It's not exercise, but at least kids can't eat potato chips while gaming on phones.
Doctors say children shouldn't log more than two hours a day of screen time, though what with phones, computers and TV most children put in much more.
But it may be that not all screens are equally evil.
Researchers from the University of Michigan found that sixth-graders who watched a lot of TV were more likely to eat junk food and drink soda than their peers who spent the same amount of time on the computer or playing video games, researchers from the University of Michigan say.
Of course, running around outside is still much better for children's health than playing Temple Run on an iPhone. Kids who watched two to six hours a day of TV and those who played video games or used a computer for the same amount of time were heavier and had higher blood pressure than those who put in less than an hour a day of screen time, the researchers found.
Excess weight and higher blood pressure in childhood are considered risk factors for heart disease later in life.
"Our hypothesis is that when kids are watching TV, they're going to be accessing commercials that are more likely to be food related," says Dr. Elizabeth Jackson, an associate professor of medicine at the University of Michigan Health System, who led the study.
Jackson and her colleagues checked the health of 1,003 middle-schoolers and asked them about their snacking habits. The research was presented at the American College of Cardiology's Scientific Session in Washington, D.C.
Though the big consumers of TV, computer time and games all said they ate more junk food than the low-screen-time kids, the TV-watchers were most adept at eating chips and french fries.
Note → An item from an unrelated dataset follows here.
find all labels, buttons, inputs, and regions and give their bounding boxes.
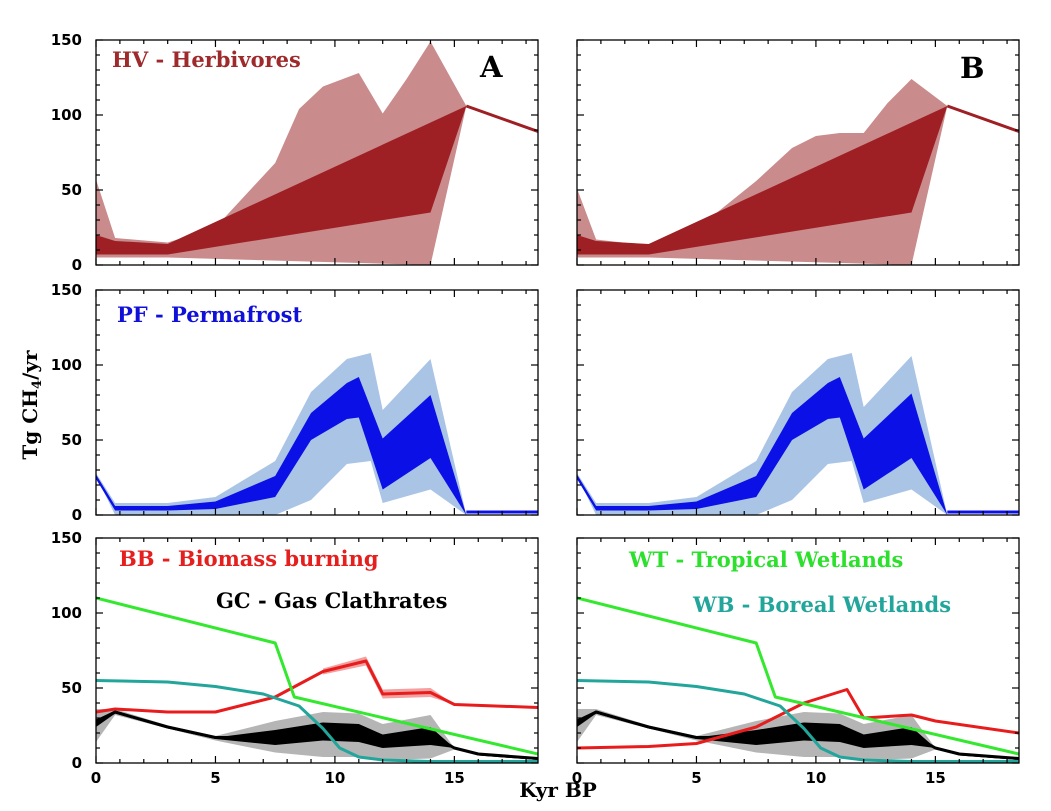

Perhaps that because it's hard to snack on chips while your hands are busy tapping away on a keyboard or a game controller, Jackson tells Shots.
While doctors have known for a while that increasing screen time and media use also increases kids' chances of being obese, they don't usually differentiate between various types of media. Jackson says that this research was a first step in trying to tease out the differences.
But even if some types of media use are better than others, Jackson says that her research and other studies show spending less time sitting in front of any sort of screen is good for youngsters.
"As a mom and a doctor I would say it's important to limit the screen time for kids," she says. Thus teachers, parents and communities need to make sure kids spend at least a little bit of time running around and entertaining themselves the old-fashioned way.